The Faulkes Telescope South is a Ritchey Chretien telescope that was designed and built in the United Kingdom and is now operated by the Las Cumbres Observatory. The aperture of the Faulkes mirror is 2 metres, so although it is not one of the biggest telescopes in the world, it is certainly one of the largest in the robotic category.
The telescopes are used for research, citizen science, and education purposes by users across the globe. Currently there are over one thousand registered users of the Las Cumbres Observatory who vary from schools and community groups to professional astronomers. A global network of robotic optical telescopes not only provide continuous sky coverage and the ability to treat the network as a single instrument, but also provide the resources for performing cutting edge science in collaboration with other organisations.

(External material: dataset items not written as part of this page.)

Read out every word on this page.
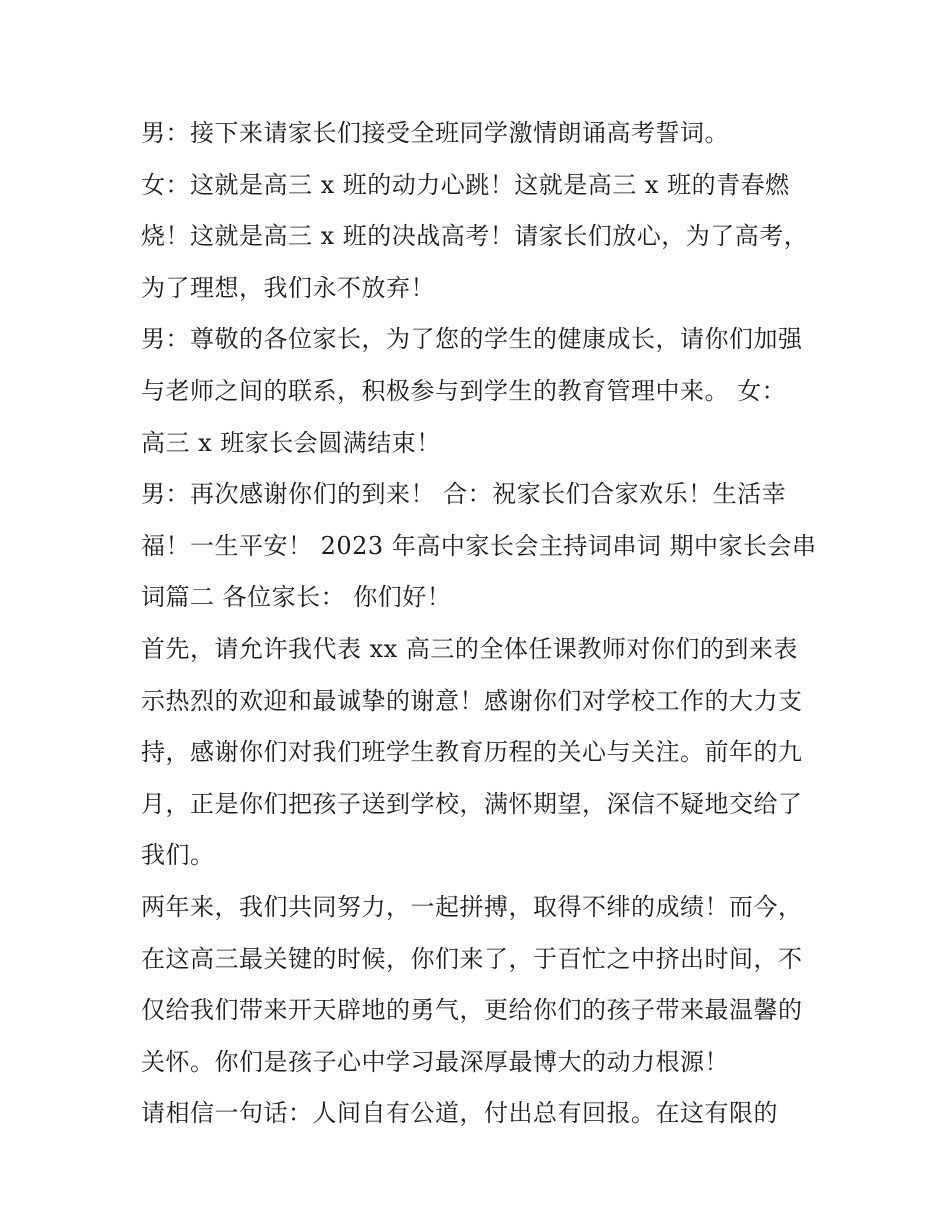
男：接下来请家长们接受全班同学激情朗诵高考誓词。
女：这就是高三 x 班的动力心跳！这就是高三 x 班的青春燃
烧！这就是高三 x 班的决战高考！请家长们放心，为了高考，
为了理想，我们永不放弃！
男：尊敬的各位家长，为了您的学生的健康成长，请你们加强
与老师之间的联系，积极参与到学生的教育管理中来。 女：
高三 x 班家长会圆满结束！
男：再次感谢你们的到来！ 合：祝家长们合家欢乐！生活幸
福！一生平安！ 2023 年高中家长会主持词串词 期中家长会串
词篇二 各位家长： 你们好！
首先，请允许我代表 xx 高三的全体任课教师对你们的到来表
示热烈的欢迎和最诚挚的谢意！感谢你们对学校工作的大力支
持，感谢你们对我们班学生教育历程的关心与关注。前年的九
月，正是你们把孩子送到学校，满怀期望，深信不疑地交给了
我们。
两年来，我们共同努力，一起拼搏，取得不绯的成绩！而今，
在这高三最关键的时候，你们来了，于百忙之中挤出时间，不
仅给我们带来开天辟地的勇气，更给你们的孩子带来最温馨的
关怀。你们是孩子心中学习最深厚最博大的动力根源！
请相信一句话：人间自有公道，付出总有回报。在这有限的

The Faulkes' innovative enclosure provides an excellent system for cooling. By exposing the whole telescope to the night air the problem of heat build up in the traditional dome enclosure is eliminated. To minimise turbulence in the air around the mirror, it is important that the telescope maintains the same temperature as the outside air; with the traditional dome it can take a few hours for the heat inside to dissipate through a relatively-small dome aperture.
The entire Faulkes Telescope system is designed to operate automatically. An international control centre sends instructions via a high-speed internet for the observations to be carried out. The telescope control system will then decide if the weather is good enough to open the enclosure, point the telescope and take the images requested, then move on to the next observation. At the end of night, or if the weather deteriorates, the enclosure automatically closes.
The Las Cumbres Observatory at Siding Spring has now been expanded to include two 1m telescopes, each housed in their own enclosures beside the Faulkes Telescope's enclosure, and two 16 inch telescopes which are housed within the Faulkes Telescope's enclosure.